The EB model also performed well in different nodule types, such as solid, part-solid, and ground-glass opacity nodules, indicating a potential future utility in assessing pulmonary nodules.
Christopher Mueller, a professor of cancer biology and genetics at Canada's Queen's University who is not involved with the research, said via email that despite deriving a simple model with very reasonable performance metrics, the study was generally underpowered for benign patients and did not have a large enough control population to adequately address some of the performance issues.
"In particular," he wrote, "the false negative rates were very high and speak to the overall lower level of specificity, which is very important for what would be a complementary screening assay."
Having an easy-to-implement supplemental assay that could improve the overall diagnostic accuracy of tests such as LDCT would be of benefit in both targeted and population-based screening programs, Mueller wrote. The simplicity of Nu.Q, he added, might fall short of the insights that one could gain from other methods under development, such as fragmentomics, a liquid biopsy technique that analyzes the size, amount, and pattern of circulating DNA fragments.
"Overall, I doubt that looking at bulk levels of nucleosome-associated posttranslational modifications will be able to provide the needed insight into disease development," Mueller said. "That being said, if something this simple was feasible, it would be much more easily implemented than assays which require high levels of sequencing and sophisticated analysis."
Volition and its collaborators are currently preparing to launch a 500-participant validation study to gather data needed to support Nu.Q's possible inclusion into Taiwan's national lung cancer screening program. Batchelor said that Taiwan is an ideal location for this study because it's one of a few countries with such a program.
Volition is also eyeing Taiwan as a potential steppingstone into the Chinese market.
"From an ethnicity point of view," Batchelor said, "Taiwan is very similar to China. That could potentially give us access to the Chinese market without necessarily having to do big studies in China."
Batchelor said that researchers affiliated with Japan's national cancer screening programs have also expressed interest in studying Volition's assays for possible inclusion, although no deals have yet been signed.
The company is also currently evaluating its Nu.Q lung test in France, where it hopes to begin commercializing its lung cancer test next year and which it sees as becoming a key market for the company's growth in the near term.
In addition to its lung assay, Volition currently has 14 Nu.Q assays in various stages of development and commercialization.

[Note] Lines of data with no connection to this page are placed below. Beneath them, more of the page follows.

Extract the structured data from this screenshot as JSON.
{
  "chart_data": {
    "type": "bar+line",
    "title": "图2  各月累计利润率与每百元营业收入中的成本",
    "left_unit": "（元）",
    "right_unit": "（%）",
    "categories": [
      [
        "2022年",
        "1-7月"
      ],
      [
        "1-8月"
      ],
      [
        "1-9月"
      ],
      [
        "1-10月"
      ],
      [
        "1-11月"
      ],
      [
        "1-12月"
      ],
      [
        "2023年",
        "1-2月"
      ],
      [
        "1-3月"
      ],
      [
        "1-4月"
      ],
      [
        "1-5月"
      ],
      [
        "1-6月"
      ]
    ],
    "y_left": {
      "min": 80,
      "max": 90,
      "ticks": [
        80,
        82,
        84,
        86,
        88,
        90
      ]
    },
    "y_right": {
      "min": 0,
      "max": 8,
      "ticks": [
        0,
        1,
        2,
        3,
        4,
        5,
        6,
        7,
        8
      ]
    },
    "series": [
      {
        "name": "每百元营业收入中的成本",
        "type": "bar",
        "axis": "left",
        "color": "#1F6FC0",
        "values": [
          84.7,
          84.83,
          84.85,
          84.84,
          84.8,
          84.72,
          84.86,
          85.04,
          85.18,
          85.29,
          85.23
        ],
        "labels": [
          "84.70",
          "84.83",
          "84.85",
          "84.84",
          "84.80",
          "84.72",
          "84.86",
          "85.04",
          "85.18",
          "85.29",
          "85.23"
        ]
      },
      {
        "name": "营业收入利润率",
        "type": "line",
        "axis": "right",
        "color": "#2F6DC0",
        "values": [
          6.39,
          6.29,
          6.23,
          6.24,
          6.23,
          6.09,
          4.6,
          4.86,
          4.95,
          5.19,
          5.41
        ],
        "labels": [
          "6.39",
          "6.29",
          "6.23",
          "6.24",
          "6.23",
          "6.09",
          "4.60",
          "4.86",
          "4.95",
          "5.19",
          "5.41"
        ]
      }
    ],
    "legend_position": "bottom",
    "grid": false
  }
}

All measure DNA methylation changes at specific regions, such as CpG islands, which may signal early molecular events in tumor evolution. While Batchelor said that lung cancer is the company's current main focus, Volition expects to publish data on its ovarian cancer assay and a new sepsis assay next year.

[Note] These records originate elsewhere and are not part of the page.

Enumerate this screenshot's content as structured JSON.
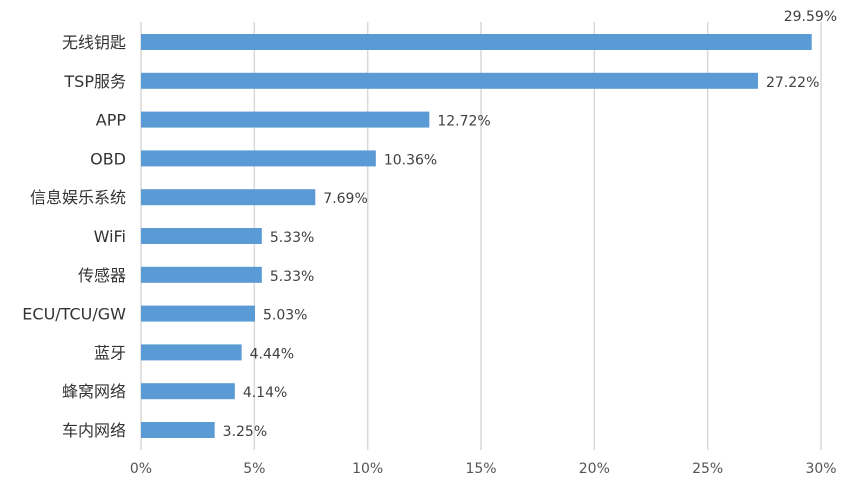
{
  "chart_data": {
    "type": "bar",
    "orientation": "horizontal",
    "categories": [
      "无线钥匙",
      "TSP服务",
      "APP",
      "OBD",
      "信息娱乐系统",
      "WiFi",
      "传感器",
      "ECU/TCU/GW",
      "蓝牙",
      "蜂窝网络",
      "车内网络"
    ],
    "values": [
      29.59,
      27.22,
      12.72,
      10.36,
      7.69,
      5.33,
      5.33,
      5.03,
      4.44,
      4.14,
      3.25
    ],
    "value_labels": [
      "29.59%",
      "27.22%",
      "12.72%",
      "10.36%",
      "7.69%",
      "5.33%",
      "5.33%",
      "5.03%",
      "4.44%",
      "4.14%",
      "3.25%"
    ],
    "xlim": [
      0,
      30
    ],
    "x_ticks": [
      0,
      5,
      10,
      15,
      20,
      25,
      30
    ],
    "x_tick_labels": [
      "0%",
      "5%",
      "10%",
      "15%",
      "20%",
      "25%",
      "30%"
    ],
    "title": "",
    "xlabel": "",
    "ylabel": "",
    "grid": "vertical",
    "legend": "none",
    "bar_color": "#5B9BD5",
    "grid_color": "#D9D9D9"
  }
}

Volition teamed up with MD Anderson Cancer Center in 2022 to study the role of neutrophil extracellular traps in cancer patients with sepsis.
Liquid biopsies have yet to achieve widespread acceptance as a standalone means of cancer screening, but Batchelor expects studies like the ones in Taiwan to help convince the skeptics. Getting such a test accepted into a large national screening program such as Taiwan's, she said, would signal significant confidence in its worth and help the company expand by licensing its technology out to larger companies with established regional distribution networks.
She said that Volition is currently discussing such licensing deals with "a number" of large diagnostic liquid biopsy companies in East Asia, while continuing to build evidence for its tests through studies such as those being conducted in Taiwan.
"I think [that] continuing to build the clinical evidence and in peer-reviewed journals is the way to go," Batchelor said.